What parents need to know
Parents Need to Know
Parents need to know that this site helps protect kids' privacy by prescreening videos and photos before they're published to make sure they don't contain personal information or inappropriate content. Therefore, most of the site is pretty tame, but there are a few photos and videos that might raise eyebrows -- mainly ones of kids or preteens describing themselves as "sexy" or posing or dancing in a "sexy" way. Occasionally there are language issues in the videos, with words like "bitch."
What kids can learn
- producing new content
- digital creation
Engagement, Approach, Support
Kids will enjoy posting videos of themselves singing, playing music, dancing, doing art projects, or just goofing around. Fan pages on the site promote popular books, established artists, and other people and products that kids like.
Kids can get a bit of hands-on experience making and uploading videos. A section called Make My Video Rock offers guidelines for making a great video, from brainstorming ideas to assembling props to tips on lighting.
Features video sharing and social networking. Parents are notified by email when kids submit content, receive friend requests, and more.
What's it about?
Kids can post videos of themselves singing, playing music, dancing, doing art projects, or just goofing around. Other users can rate their videos and post comments. There's a section of kid-created fan pages on topics ranging from puppies to the Green Bay Packers. The site maintains its own fan pages that promote popular books, established artists, and other people and products. Kids can also play games, enter contests -- and buy lots of stuff.
Is it any good?
Love it or hate it, the KIDZ BOP franchise is here to stay, with no small thanks to its website. In addition to hawking its musical wares, the site gives aspiring entertainers a chance to show their stuff -- with mixed results. Some young singers have talent, but most of the videos are more silly than soulful. The abundance of ads can get annoying, especially when users have to watch the same ad before every kid-created video they view. Since posting videos and photos online can be an iffy prospect, parents will appreciate the site's efforts to keep them in the loop when kids submit content.
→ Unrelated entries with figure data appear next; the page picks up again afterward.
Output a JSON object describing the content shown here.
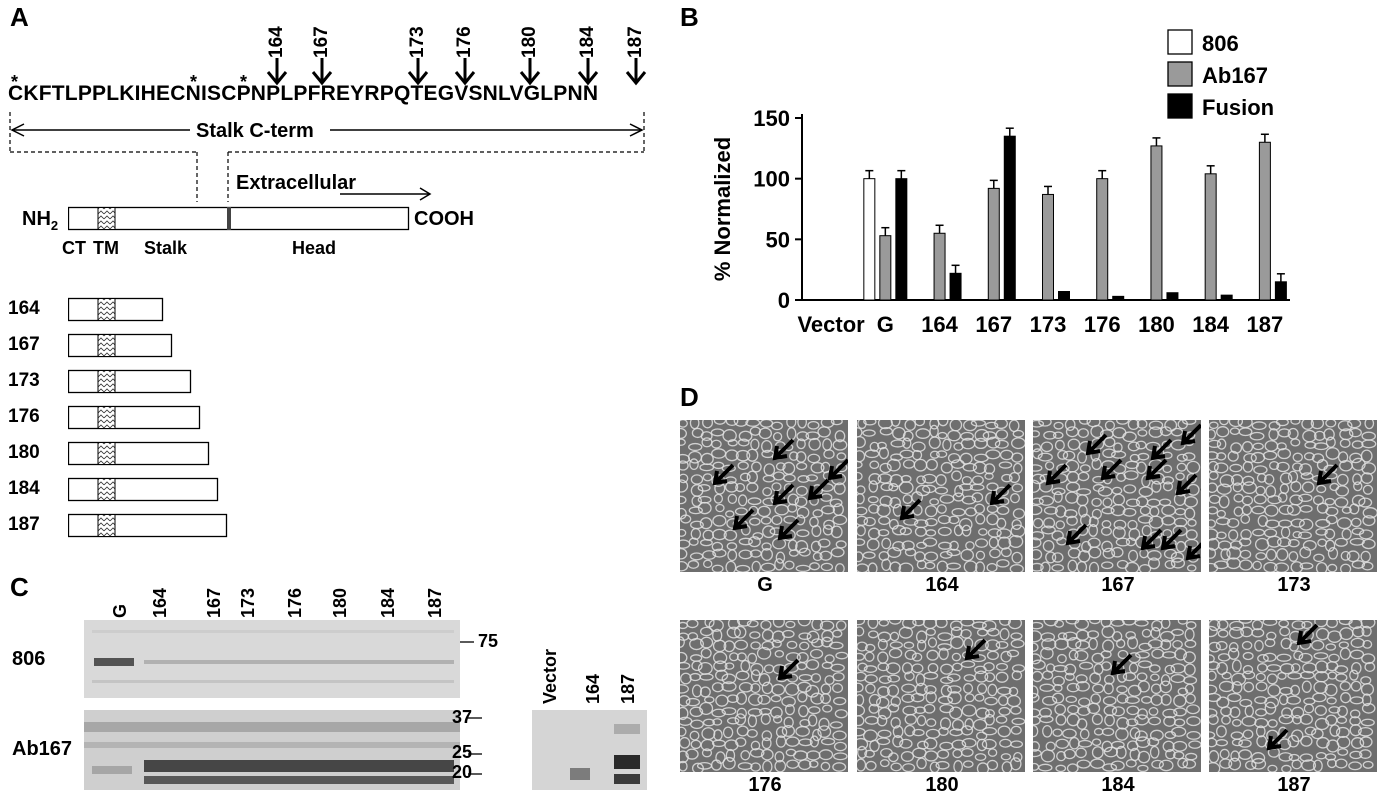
{
  "panels": {
    "a": "A",
    "b": "B",
    "c": "C",
    "d": "D"
  },
  "panel_a": {
    "sequence": "CKFTLPPLKIHECNISCPNPLPFREYRPQTEGVSNLVGLPNN",
    "stars": [
      "*",
      "*",
      "*"
    ],
    "arrow_positions": [
      "164",
      "167",
      "173",
      "176",
      "180",
      "184",
      "187"
    ],
    "stalk_cterm_label": "Stalk C-term",
    "extracellular_label": "Extracellular",
    "nh2_label": "NH",
    "nh2_sub": "2",
    "cooh_label": "COOH",
    "ct_label": "CT",
    "tm_label": "TM",
    "stalk_label": "Stalk",
    "head_label": "Head",
    "constructs": [
      "164",
      "167",
      "173",
      "176",
      "180",
      "184",
      "187"
    ]
  },
  "chart_data": {
    "type": "bar",
    "title": "",
    "xlabel": "",
    "ylabel": "% Normalized",
    "ylim": [
      0,
      150
    ],
    "yticks": [
      "0",
      "50",
      "100",
      "150"
    ],
    "categories": [
      "Vector",
      "G",
      "164",
      "167",
      "173",
      "176",
      "180",
      "184",
      "187"
    ],
    "legend_position": "top-right",
    "series": [
      {
        "name": "806",
        "color": "#ffffff",
        "values": [
          0,
          100,
          0,
          0,
          0,
          0,
          0,
          0,
          0
        ]
      },
      {
        "name": "Ab167",
        "color": "#9a9a9a",
        "values": [
          0,
          53,
          55,
          92,
          87,
          100,
          127,
          104,
          130
        ]
      },
      {
        "name": "Fusion",
        "color": "#000000",
        "values": [
          0,
          100,
          22,
          135,
          7,
          3,
          6,
          4,
          15
        ]
      }
    ]
  },
  "panel_c": {
    "lanes": [
      "G",
      "164",
      "167",
      "173",
      "176",
      "180",
      "184",
      "187"
    ],
    "row_labels": [
      "806",
      "Ab167"
    ],
    "mw_top": "75",
    "mw_bottom": [
      "37",
      "25",
      "20"
    ],
    "right_lanes": [
      "Vector",
      "164",
      "187"
    ]
  },
  "panel_d": {
    "labels_top": [
      "G",
      "164",
      "167",
      "173"
    ],
    "labels_bottom": [
      "176",
      "180",
      "184",
      "187"
    ]
  }
}
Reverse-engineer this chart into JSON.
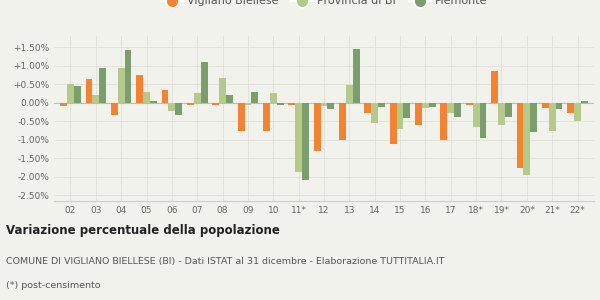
{
  "categories": [
    "02",
    "03",
    "04",
    "05",
    "06",
    "07",
    "08",
    "09",
    "10",
    "11*",
    "12",
    "13",
    "14",
    "15",
    "16",
    "17",
    "18*",
    "19*",
    "20*",
    "21*",
    "22*"
  ],
  "vigliano": [
    -0.08,
    0.65,
    -0.32,
    0.75,
    0.35,
    -0.05,
    -0.07,
    -0.75,
    -0.75,
    -0.05,
    -1.3,
    -1.0,
    -0.28,
    -1.1,
    -0.6,
    -1.0,
    -0.07,
    0.85,
    -1.75,
    -0.15,
    -0.28
  ],
  "provincia": [
    0.5,
    0.22,
    0.93,
    0.28,
    -0.22,
    0.27,
    0.68,
    -0.05,
    0.27,
    -1.87,
    -0.1,
    0.47,
    -0.55,
    -0.7,
    -0.13,
    -0.28,
    -0.65,
    -0.6,
    -1.95,
    -0.75,
    -0.48
  ],
  "piemonte": [
    0.44,
    0.93,
    1.42,
    0.05,
    -0.32,
    1.1,
    0.22,
    0.3,
    -0.05,
    -2.08,
    -0.18,
    1.45,
    -0.12,
    -0.42,
    -0.12,
    -0.38,
    -0.95,
    -0.38,
    -0.8,
    -0.18,
    0.04
  ],
  "vigliano_color": "#f28333",
  "provincia_color": "#b5c98a",
  "piemonte_color": "#7a9e6e",
  "background_color": "#f2f2ed",
  "grid_color": "#e0e0d8",
  "ylim": [
    -2.65,
    1.8
  ],
  "yticks": [
    -2.5,
    -2.0,
    -1.5,
    -1.0,
    -0.5,
    0.0,
    0.5,
    1.0,
    1.5
  ],
  "ytick_labels": [
    "-2.50%",
    "-2.00%",
    "-1.50%",
    "-1.00%",
    "-0.50%",
    "0.00%",
    "+0.50%",
    "+1.00%",
    "+1.50%"
  ],
  "title": "Variazione percentuale della popolazione",
  "subtitle": "COMUNE DI VIGLIANO BIELLESE (BI) - Dati ISTAT al 31 dicembre - Elaborazione TUTTITALIA.IT",
  "footnote": "(*) post-censimento",
  "legend_labels": [
    "Vigliano Biellese",
    "Provincia di BI",
    "Piemonte"
  ],
  "bar_width": 0.27
}
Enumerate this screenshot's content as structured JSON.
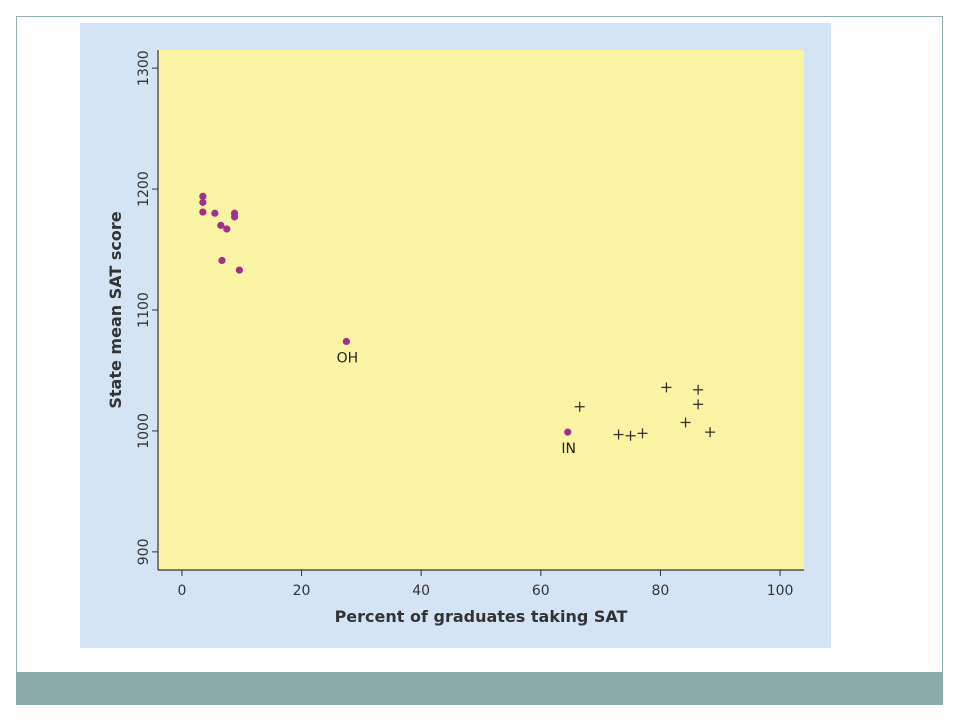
{
  "colors": {
    "panel_bg": "#d4e4f4",
    "plot_bg": "#fbf4a4",
    "dot": "#a0308c",
    "plus": "#333333",
    "footer_band": "#8aabab"
  },
  "chart_data": {
    "type": "scatter",
    "title": "",
    "xlabel": "Percent of graduates taking SAT",
    "ylabel": "State mean SAT score",
    "xlim": [
      -4,
      104
    ],
    "ylim": [
      885,
      1315
    ],
    "xticks": [
      0,
      20,
      40,
      60,
      80,
      100
    ],
    "yticks": [
      900,
      1000,
      1100,
      1200,
      1300
    ],
    "grid": false,
    "series": [
      {
        "marker": "dot",
        "points": [
          {
            "x": 3.5,
            "y": 1194
          },
          {
            "x": 3.5,
            "y": 1189
          },
          {
            "x": 3.5,
            "y": 1181
          },
          {
            "x": 5.5,
            "y": 1180
          },
          {
            "x": 6.5,
            "y": 1170
          },
          {
            "x": 7.5,
            "y": 1167
          },
          {
            "x": 8.8,
            "y": 1180
          },
          {
            "x": 8.8,
            "y": 1177
          },
          {
            "x": 6.7,
            "y": 1141
          },
          {
            "x": 9.6,
            "y": 1133
          },
          {
            "x": 27.5,
            "y": 1074
          },
          {
            "x": 64.5,
            "y": 999
          }
        ]
      },
      {
        "marker": "plus",
        "points": [
          {
            "x": 66.5,
            "y": 1020
          },
          {
            "x": 81,
            "y": 1036
          },
          {
            "x": 86.3,
            "y": 1034
          },
          {
            "x": 86.3,
            "y": 1022
          },
          {
            "x": 84.2,
            "y": 1007
          },
          {
            "x": 88.3,
            "y": 999
          },
          {
            "x": 73,
            "y": 997
          },
          {
            "x": 75,
            "y": 996
          },
          {
            "x": 77,
            "y": 998
          }
        ]
      }
    ],
    "annotations": [
      {
        "text": "OH",
        "x": 27.5,
        "y": 1074
      },
      {
        "text": "IN",
        "x": 64.5,
        "y": 999
      }
    ]
  }
}
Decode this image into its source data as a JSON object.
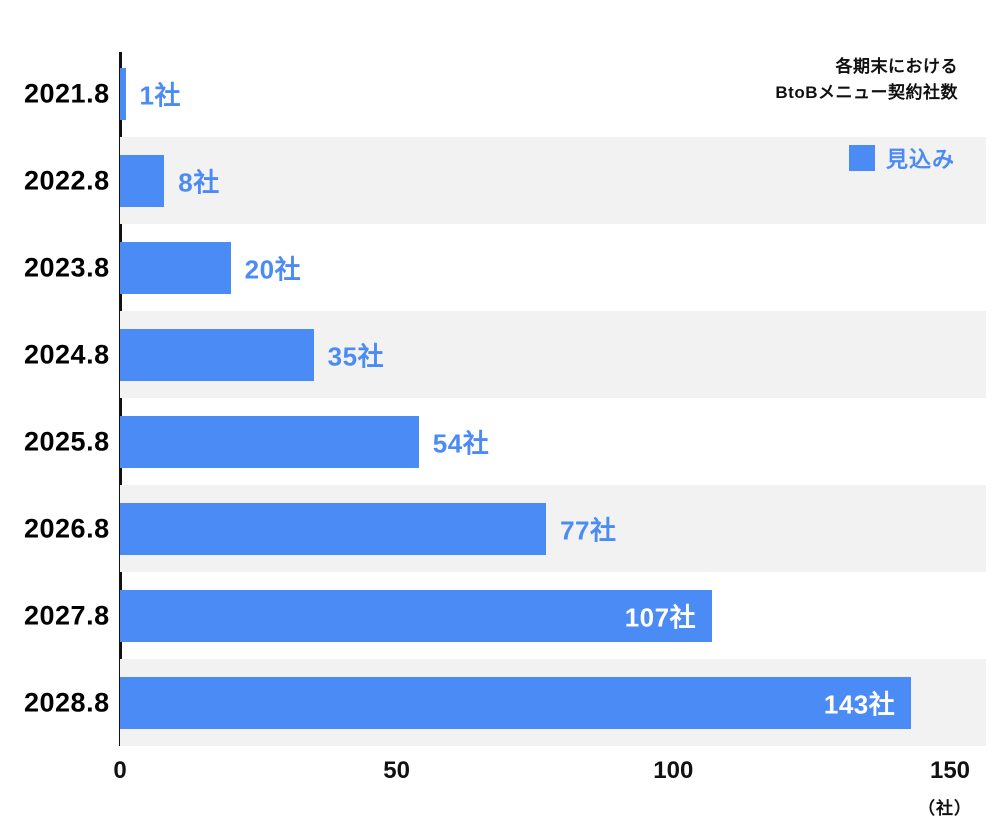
{
  "chart_data": {
    "type": "bar",
    "orientation": "horizontal",
    "title_lines": [
      "各期末における",
      "BtoBメニュー契約社数"
    ],
    "legend": {
      "label": "見込み"
    },
    "categories": [
      "2021.8",
      "2022.8",
      "2023.8",
      "2024.8",
      "2025.8",
      "2026.8",
      "2027.8",
      "2028.8"
    ],
    "values": [
      1,
      8,
      20,
      35,
      54,
      77,
      107,
      143
    ],
    "value_labels": [
      "1社",
      "8社",
      "20社",
      "35社",
      "54社",
      "77社",
      "107社",
      "143社"
    ],
    "xlim": [
      0,
      150
    ],
    "x_ticks": [
      0,
      50,
      100,
      150
    ],
    "x_unit": "（社）",
    "bar_color": "#4b8bf5",
    "stripe_color": "#f2f2f2",
    "grid": false,
    "legend_position": "top-right"
  }
}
Families can talk about...
Families can talk about why posting videos online could be problematic. Would you feel uncomfortable knowing that millions of people are watching you and judging your performance? Would you feel hurt if users rated your video negatively? Parents can also relate this to a conversation about celebrities and the pros and cons of public exposure.
Families can also talk about videos that feature kids who say they are "sexy." Is sexiness appropriate for kids that age?